Modern cars at greater risk of being hacked

If you dream of a car that's is automatic with all kind of devices, then your dream may come true, but it will bring more problem. More the number of devices, the greater the risk of being a victim of hacking.

Cars these days have entertainment devices, navigation systems, preloaded music and mapping apps, tyre-pressure sensors.

There is still another five to 10 years for a truly driverless car. But, experts will have to find the solutions to the cybersecurity-related problems.

"There's still time for manufacturers to start paying attention, but we need the conversation around security to happen now," said Mr Marc Rogers, principal security researcher at cybersecurity firm CloudFlare.
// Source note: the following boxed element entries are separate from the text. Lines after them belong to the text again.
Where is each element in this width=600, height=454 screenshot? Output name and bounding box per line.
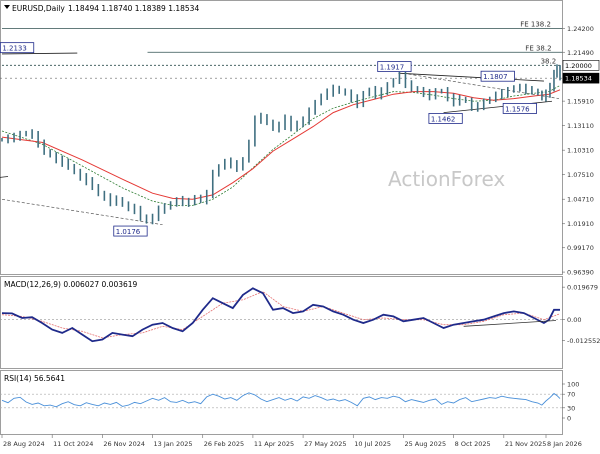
price-tick-label: 1.10310 <box>567 147 594 155</box>
annotation-label: 1.1462 <box>431 115 456 123</box>
macd-trendline <box>463 320 557 327</box>
annotation-label: 1.2133 <box>2 45 27 53</box>
date-tick-label: 13 Jan 2025 <box>154 440 193 448</box>
annotation-box <box>502 103 537 114</box>
annotation-box <box>0 42 35 54</box>
macd-tick-label: 0.00 <box>567 316 581 324</box>
price-badge <box>562 60 600 71</box>
dropdown-triangle-icon[interactable] <box>4 5 10 9</box>
date-tick-label: 11 Apr 2025 <box>254 440 294 448</box>
price-tick-label: 1.24200 <box>567 25 594 33</box>
date-tick-label: 26 Nov 2024 <box>103 440 145 448</box>
date-tick-label: 28 Aug 2024 <box>3 440 45 448</box>
annotation-box <box>480 70 515 82</box>
rsi-tick-label: 100 <box>567 381 579 389</box>
macd-line <box>1 287 560 343</box>
level-label: FE 138.2 <box>520 21 551 29</box>
macd-tick-label: 0.019679 <box>567 284 598 292</box>
date-tick-label: 25 Aug 2025 <box>404 440 446 448</box>
date-tick-label: 10 Jul 2025 <box>354 440 391 448</box>
triangle-upper-line <box>398 72 544 82</box>
date-tick-label: 8 Jan 2026 <box>547 440 582 448</box>
date-tick-label: 8 Oct 2025 <box>455 440 491 448</box>
price-layer: FE 138.2 FE 38.2 38.2 1.2133 1.0176 1.1917 1.1… <box>0 21 562 237</box>
annotation-box <box>428 113 463 124</box>
annotation-box <box>377 61 412 72</box>
axis-layer: 1.24200 1.21490 1.15910 1.13110 1.10310 1.075… <box>1 25 600 448</box>
rsi-line <box>1 392 561 408</box>
price-badge-label: 1.20000 <box>565 62 592 70</box>
annotation-label: 1.0176 <box>116 228 141 236</box>
level-label: FE 38.2 <box>525 44 551 52</box>
price-tick-label: 1.01910 <box>567 220 594 228</box>
price-tick-label: 1.15910 <box>567 98 594 106</box>
annotation-label: 1.1917 <box>380 64 405 72</box>
price-tick-label: 1.07510 <box>567 171 594 179</box>
left-tick-line <box>0 176 9 178</box>
price-panel-frame <box>0 0 563 275</box>
symbol-label: EURUSD,Daily <box>12 4 65 13</box>
date-tick-label: 21 Nov 2025 <box>505 440 547 448</box>
date-tick-label: 26 Feb 2025 <box>204 440 244 448</box>
date-tick-label: 11 Oct 2024 <box>53 440 93 448</box>
rsi-tick-label: 30 <box>567 404 575 412</box>
macd-tick-label: -0.012552 <box>567 337 600 345</box>
chart-header: EURUSD,Daily 1.18494 1.18740 1.18389 1.1… <box>4 4 199 13</box>
macd-signal-line <box>1 291 561 339</box>
annotation-box <box>113 225 148 237</box>
channel-trendline <box>408 73 560 99</box>
watermark: ActionForex <box>388 167 505 191</box>
rsi-panel-frame <box>0 370 563 435</box>
price-tick-label: 1.04710 <box>567 196 594 204</box>
price-badge <box>562 72 600 84</box>
date-tick-label: 27 May 2025 <box>304 440 346 448</box>
support-trendline <box>1 198 163 226</box>
resistance-line <box>1 52 78 55</box>
rsi-tick-label: 70 <box>567 391 575 399</box>
rsi-layer <box>0 392 562 409</box>
price-tick-label: 1.13110 <box>567 122 594 130</box>
ohlc-label: 1.18494 1.18740 1.18389 1.18534 <box>68 4 199 13</box>
price-tick-label: 0.99170 <box>567 244 594 252</box>
macd-title: MACD(12,26,9) 0.006027 0.003619 <box>4 280 138 289</box>
rsi-tick-label: 0 <box>567 415 571 423</box>
rsi-title: RSI(14) 56.5641 <box>4 374 65 383</box>
level-label: 38.2 <box>541 57 557 65</box>
price-badge-label: 1.18534 <box>565 75 592 83</box>
annotation-label: 1.1576 <box>505 105 530 113</box>
annotation-label: 1.1807 <box>483 73 508 81</box>
price-tick-label: 0.96390 <box>567 269 594 277</box>
macd-layer <box>0 287 562 343</box>
price-tick-label: 1.21490 <box>567 49 594 57</box>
The primary challenge that expert will go to face is to prevent hackers from getting into the car's crucial computing system, called a Can (computer area network). Repeated hacks of Jeeps and Teslas have shown that hackers can easily bypass those gateways.

The National Highway Traffic Safety Administration in the United States has said that in the future vehicle-to-vehicle (V2V) equipment, which helps car to safely communicate with other vehicles,   need to be installed in all cars.
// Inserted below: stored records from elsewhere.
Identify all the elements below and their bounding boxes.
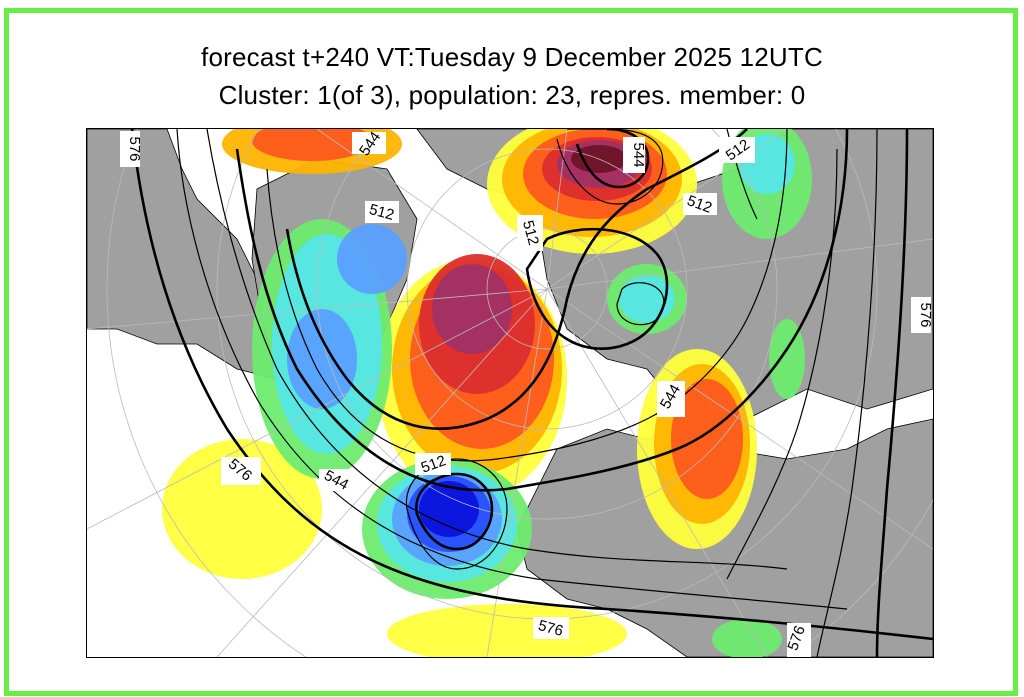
- contour-label-576-bottom: 576: [533, 617, 569, 640]
- svg-text:576: 576: [126, 136, 143, 161]
- cluster-subtitle: Cluster: 1(of 3), population: 23, repres…: [218, 80, 806, 110]
- contour-label-544-peak: 544: [623, 137, 647, 173]
- contour-label-512-west: 512: [365, 201, 399, 224]
- svg-text:512: 512: [367, 201, 396, 224]
- svg-text:544: 544: [630, 142, 647, 167]
- svg-text:512: 512: [519, 219, 542, 248]
- forecast-map: 576 544 544 512 512 512 512 576: [86, 128, 934, 658]
- contour-label-544-east: 544: [657, 381, 685, 417]
- svg-text:576: 576: [917, 302, 933, 327]
- contour-label-576-bottomright: 576: [784, 623, 811, 657]
- anomaly-pos-atlantic: [162, 439, 322, 579]
- contour-label-576-topleft: 576: [120, 131, 143, 167]
- contour-layer: [130, 129, 933, 657]
- contour-label-576-atlantic: 576: [221, 456, 261, 485]
- forecast-title: forecast t+240 VT:Tuesday 9 December 202…: [201, 42, 823, 72]
- contour-label-544-atlantic: 544: [319, 467, 355, 494]
- contour-label-512-center: 512: [517, 215, 543, 251]
- contour-labels: 576 544 544 512 512 512 512 576: [120, 129, 933, 657]
- svg-text:576: 576: [536, 617, 565, 640]
- contour-label-512-low: 512: [415, 452, 451, 477]
- contour-label-576-right: 576: [911, 297, 933, 333]
- contour-label-544-top: 544: [352, 129, 386, 159]
- contour-label-512-right: 512: [683, 192, 717, 217]
- contour-label-512-topright: 512: [719, 136, 755, 164]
All the equipment would increase the risk of being attacked.

"The problem is when people buy a car, they think, 'Oh, I'm buying a Toyota', but what they're really buying part from 100 suppliers all cobbled together," said Mr Nidhi Kalra, a senior information scientist at Rand.

"Cybersecurity cannot be applied on top of everything else. It needs to be based on the design of the vehicle and embedded throughout the entire supply chain."